Work Package 4 focussed on important pathogens: Staphylococcus aureus (an opportunistic pathogen related to MRSA), SARS-CoV-2 and Pseudomonas aeruginosa (opportunistic lung pathogen in cystic fibrosis (CF)). ESR3&4 developed an electrochemical based biosensor to detect whole pathogens based on the YadA-collagen interaction. ESR5&15 worked in a large diagnostics enterprise (bioMérieux). ESR5 developed more robust epidemiological markers for S. aureus by determining its genomic evolution in the nose over three years (Goyal et al. Front Microbiol 10: 1525 (2019)). She then worked on diagnosis and typing of SARS-CoV-2. ESR15 worked on characterizing P. aeruginosa and its role in chronic lung infections in (CF) patients, as the infective strains in CF patients, unlike wild-type strains, are slow growing and mucoid. The strains were analyzed by modern high-throughput methods on both CF and non-CF patients, all of whom had lung transplants (Datar et al. Front Microbiol 12: 604555 (2021)). Analyzing the evolution of P. aeruginosa strains showed that identifying the right antibiotic rapidly will require innovative changes in diagnostics.

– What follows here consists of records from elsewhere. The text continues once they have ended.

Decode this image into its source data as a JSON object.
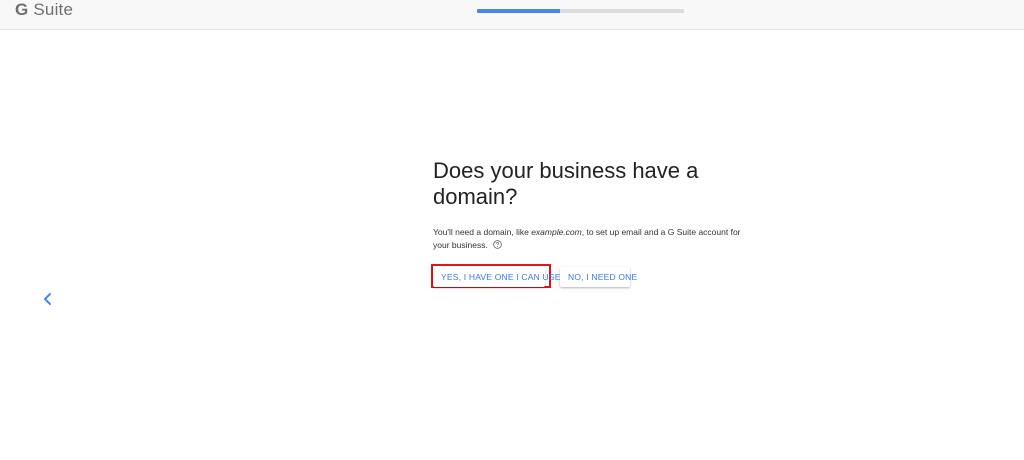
{
  "header": {
    "logo_g": "G",
    "logo_text": "Suite",
    "progress_fraction": 0.4
  },
  "main": {
    "title": "Does your business have a domain?",
    "desc_before": "You'll need a domain, like ",
    "desc_example": "example.com",
    "desc_after": ", to set up email and a G Suite account for your business.",
    "yes_label": "YES, I HAVE ONE I CAN USE",
    "no_label": "NO, I NEED ONE"
  },
  "colors": {
    "accent": "#4a86e8",
    "button_text": "#3b78e7",
    "highlight": "#e0151b"
  },
  "icons": {
    "back": "chevron-left-icon",
    "help": "help-circle-icon"
  }
}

So far, ViBrANT has generated 42 published papers. To achieve global outreach, we leveraged the language skills of our ESRs, who wrote blogs and vlogs in 15 different languages. We did school visits (virtual and in-person) around the world. Our Twitter account has 627 followers and we have written 333 tweets.
The work by ESR5&15 will lead to important advances in hospital and point-of-care diagnostics for very important pathogens (e.g. Pseudomonas aeruginosa, SARS-CoV-2). This will have a broad socio-economic impact (improved patient outcomes, sales of diagnostics kits) and thus also Europe- and world-wide societal benefits. The work on viruses (ESR10&11) has revealed novel aspects of how viruses interact with their receptors, and novel targets. Till now, no-one has known how trimeric autotransporter adhesins bind their multiple human targets. Work by a large group of ESRs (1, 2, 3, 4, 6, 7, 14) focusses on different aspects of binding have begun to answer this question, using a variety of techniques. Our work on coatings (ESRs7-9) will lead to novel therapeutic concepts and surface coatings that will be important, for instance, in medical devices by preventing hospital-acquired infections.